Universal Game Translator – Using Google’s Cloud Vision API to live-translate Japanese games played on original consoles (try it yourself!)

Why I wanted a “translate anything on the screen” button

I’m a retro gaming nut.  I love consuming books, blogs, and podcasts about gaming history.  The cherry on top is being able to experience the identical game, bit for bit, on original hardware.  It’s like time traveling to the 80s.

Living in Japan means it’s quite hard to get my hands on certain things (good luck finding a local Speccy or Apple IIe for sale) but easy and cheap to score retro Japanese games.

Yahoo Auction is kind of the ebay of Japan.  There are great deals around if you know how to search for ’em.  I get a kick out of going through old random games, I have boxes and boxes of them.  It’s a horrible hobby for someone living in a tiny apartment.

Example haul – I got everything in this picture for $25 US! Well, plus another $11 for shipping.

There is one obvious problem, however

It’s all in Japanese.  Despite living here over fifteen years, my Japanese reading skills are not great. (don’t judge me!) I messed around with using Google Translate on my phone to help out, but that’s annoying and slow to try to use for games.

Why isn’t there a Google Translate for the PC?!

I tried a couple utilities out there that might have worked for at least emulator content on the desktop, but they all had problems.  Font issues, weak OCR, and nothing built to work on an agnostic HDMI signal so I could do live translation while playing on real game consoles.

So I wrote something to do the job called UGT (Universal Game Translator) – you can download it near the bottom of this post if you want to try it.

Here’s what it does:

  • Snaps a picture from the HDMI signal, sends it to google to be analyzed for text in any language
  • Studies the layout and decides which text is dialog and which bits should be translated “line by line”
  • Overlays the frozen frame and translations over the gameplay HDMI signal
  • Allows copy/pasting the original language or looking up a kanji by clicking on it
  • Can translate any language to any language without needing any local data as Google is doing all the work, can handle rendering Japanese, Chinese, Korean, etc  (The font I used is this one)
  • Controlled by hotkeys (desktop mode) or a control pad (capture mode, this is where I’m playing on a real console but have a second PC controller to control the translation stuff)

In the video above, you’ll notice some translated text is white and some is green.  The green text means it is being treated as “dialog” using its weighting system to decide what is/isn’t dialog.

If a section isn’t determined to be dialog, “Line by line” is used.  For example, options on a menu shouldn’t be translated all together (Run Attack Use Item), but little pieces separately like “Run”, “Attack”, “Use item” and overlaid exactly over the original positions.  If translated as dialog, it would look and read very badly.

Here are how my physical cables/boxes are setup for “camera mode”. (Not required, desktop mode doesn’t need any of this, but I’ll talk about that later)

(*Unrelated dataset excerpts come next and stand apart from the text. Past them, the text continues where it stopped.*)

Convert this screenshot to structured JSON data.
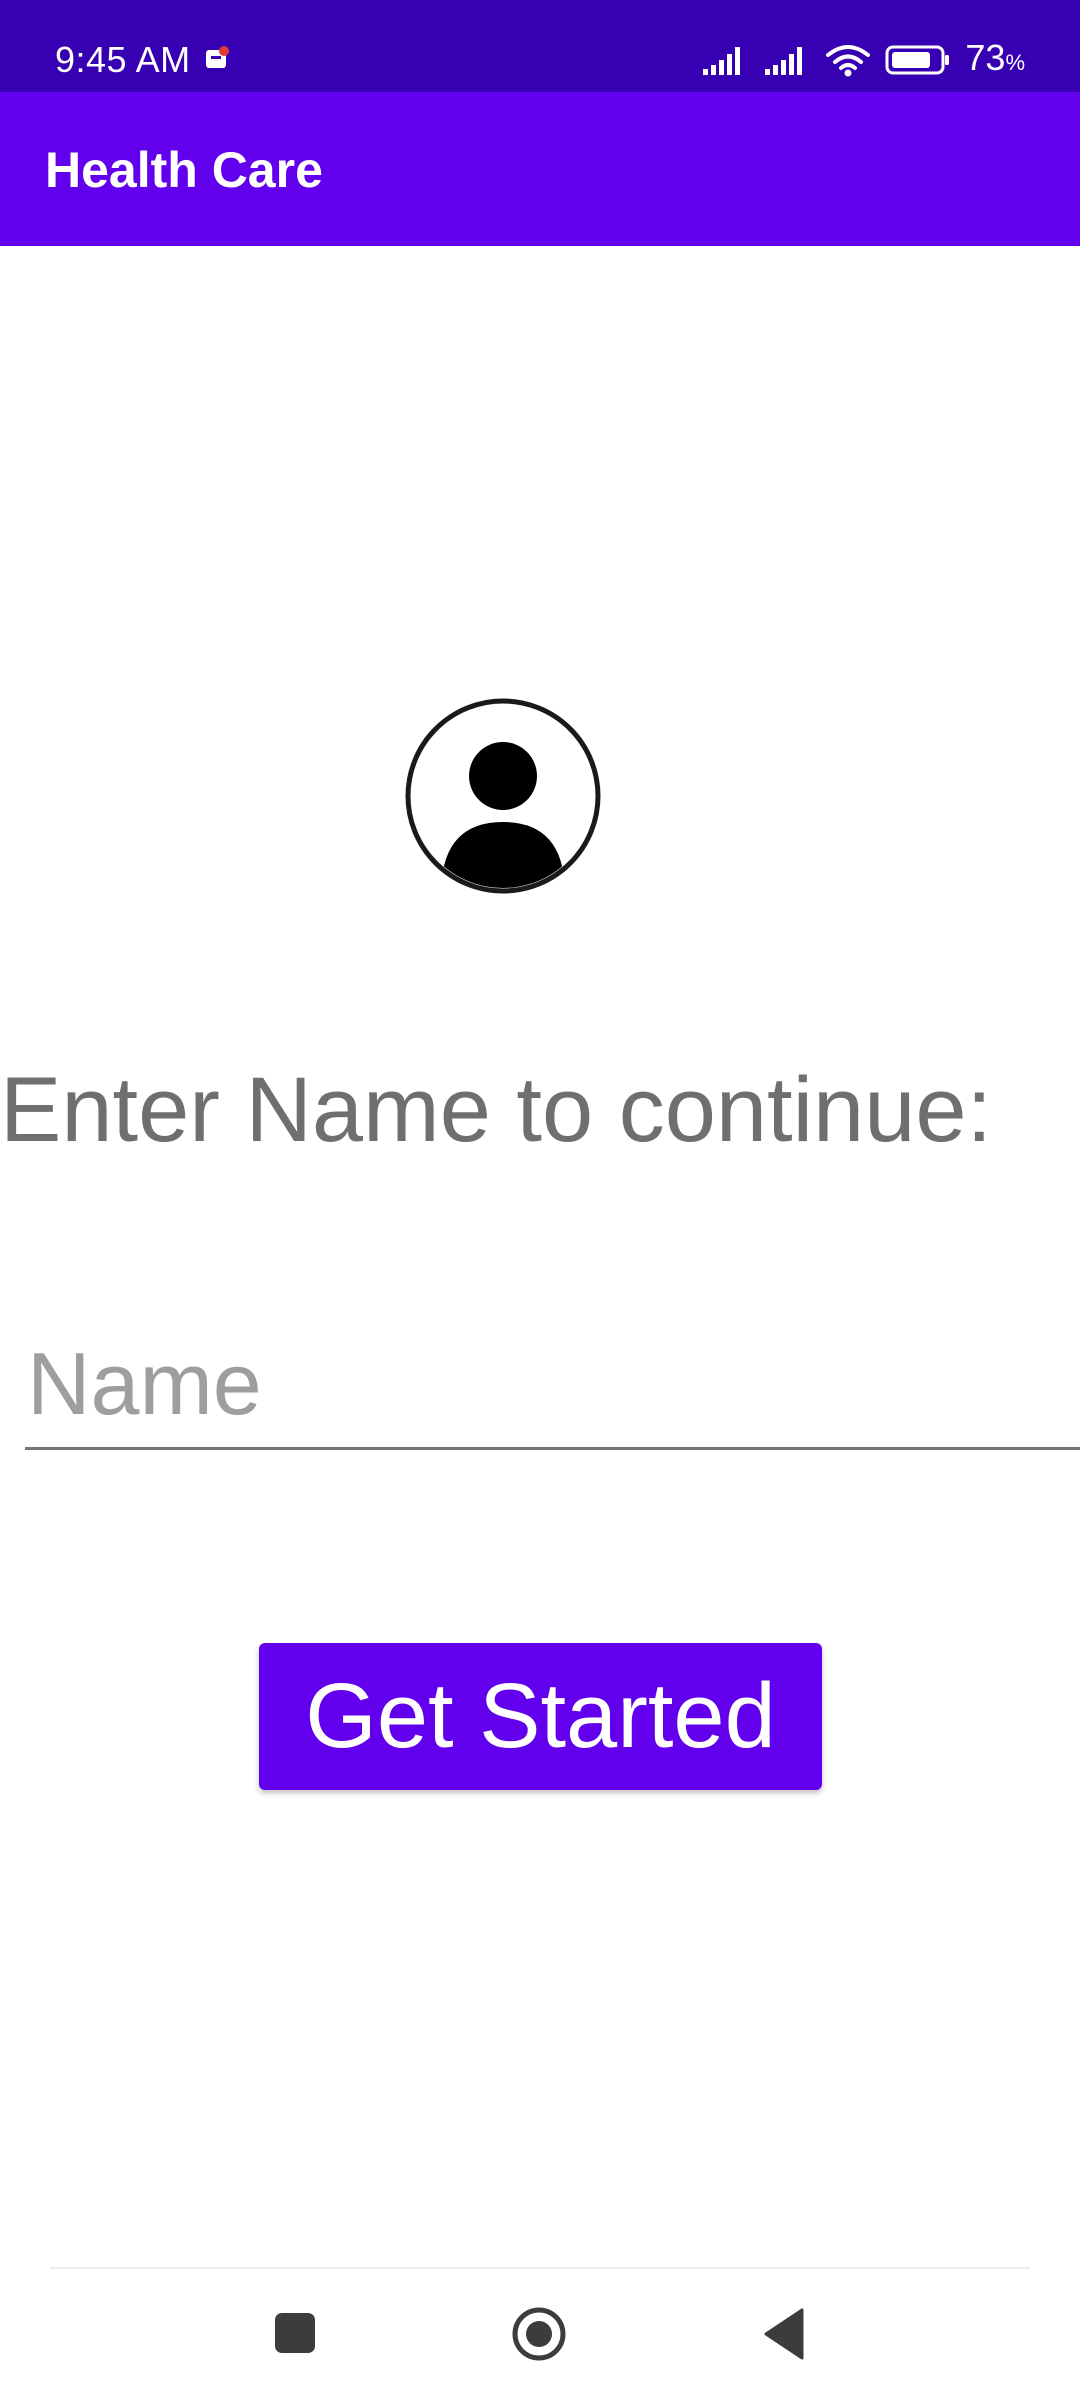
{
  "status_bar": {
    "time": "9:45 AM",
    "battery_percent": "73",
    "battery_unit": "%",
    "icons": [
      "notification-icon",
      "signal-icon",
      "signal-icon",
      "wifi-icon",
      "battery-icon"
    ]
  },
  "app_bar": {
    "title": "Health Care"
  },
  "main": {
    "avatar_icon": "person-avatar-icon",
    "prompt": "Enter Name to continue:",
    "name_input": {
      "value": "",
      "placeholder": "Name"
    },
    "get_started_label": "Get Started"
  },
  "nav_bar": {
    "icons": [
      "recents-square-icon",
      "home-circle-icon",
      "back-triangle-icon"
    ]
  },
  "colors": {
    "status_bar": "#3700b3",
    "primary": "#6200ee",
    "prompt_text": "#6f6f6f",
    "placeholder": "#9e9e9e"
  }
}
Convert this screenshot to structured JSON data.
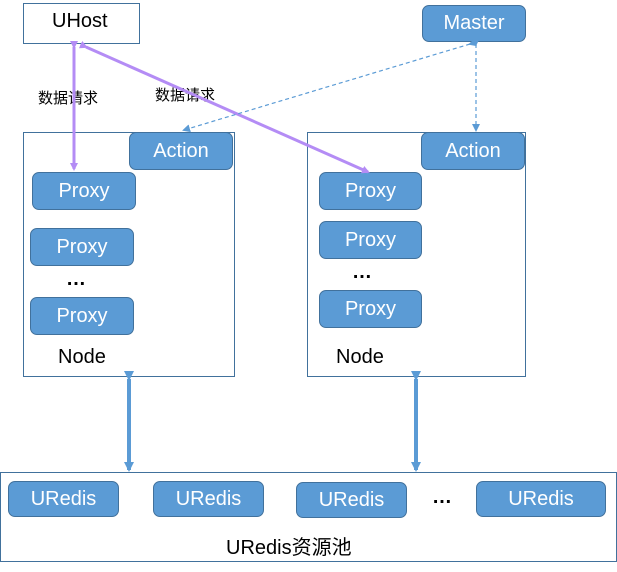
{
  "uhost": {
    "label": "UHost"
  },
  "master": {
    "label": "Master"
  },
  "request_labels": [
    "数据请求",
    "数据请求"
  ],
  "nodes": [
    {
      "label": "Node",
      "action": "Action",
      "proxies": [
        "Proxy",
        "Proxy",
        "Proxy"
      ],
      "ellipsis": "…"
    },
    {
      "label": "Node",
      "action": "Action",
      "proxies": [
        "Proxy",
        "Proxy",
        "Proxy"
      ],
      "ellipsis": "…"
    }
  ],
  "pool": {
    "label": "URedis资源池",
    "instances": [
      "URedis",
      "URedis",
      "URedis",
      "URedis"
    ],
    "ellipsis": "…"
  },
  "colors": {
    "box_fill": "#5b9bd5",
    "box_border": "#41719c",
    "request_arrow": "#b48cf5",
    "control_arrow": "#5b9bd5"
  }
}
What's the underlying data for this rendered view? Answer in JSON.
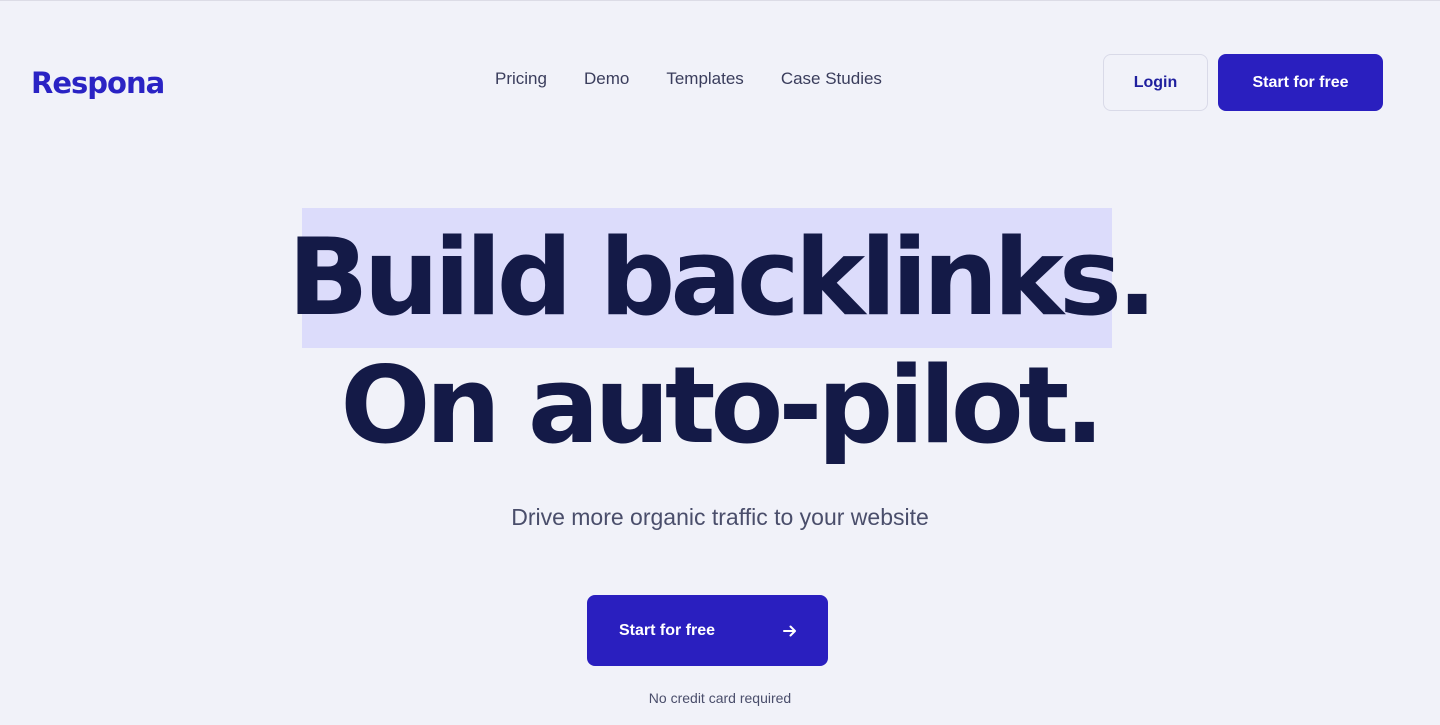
{
  "header": {
    "logo_text": "Respona",
    "nav": [
      {
        "label": "Pricing"
      },
      {
        "label": "Demo"
      },
      {
        "label": "Templates"
      },
      {
        "label": "Case Studies"
      }
    ],
    "login_label": "Login",
    "start_label": "Start for free"
  },
  "hero": {
    "headline_line1": "Build backlinks.",
    "headline_line2": "On auto-pilot.",
    "subtitle": "Drive more organic traffic to your website",
    "cta_label": "Start for free",
    "cta_icon": "arrow-right-icon",
    "note": "No credit card required"
  },
  "colors": {
    "background": "#f1f2f9",
    "brand": "#2a1fbf",
    "headline": "#141a47",
    "highlight": "#dcdcfb"
  }
}
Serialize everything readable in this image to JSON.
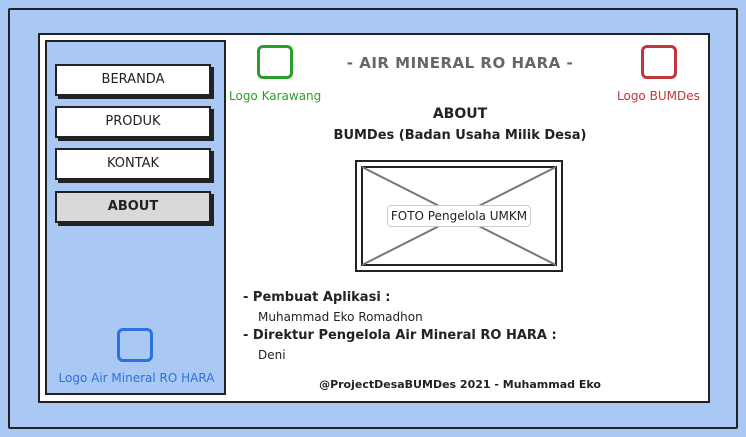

Happy with how merging two video signals worked with a Roland V-02HD on the PlayStep project, I used a similar method here too.  I’m doing luma keying instead of chroma as I can’t really avoid green here. I modify the captured image slightly so the luma is high enough to not be transparent in the overlay. (of course the non-modified version is sent to Google)

This setup uses the windows camera interface to pull HDMI video (using Escapi by Jari Kompa) to create screenshots that it sends to Google.  I’m using an Elgato Cam Link for the HDMI input.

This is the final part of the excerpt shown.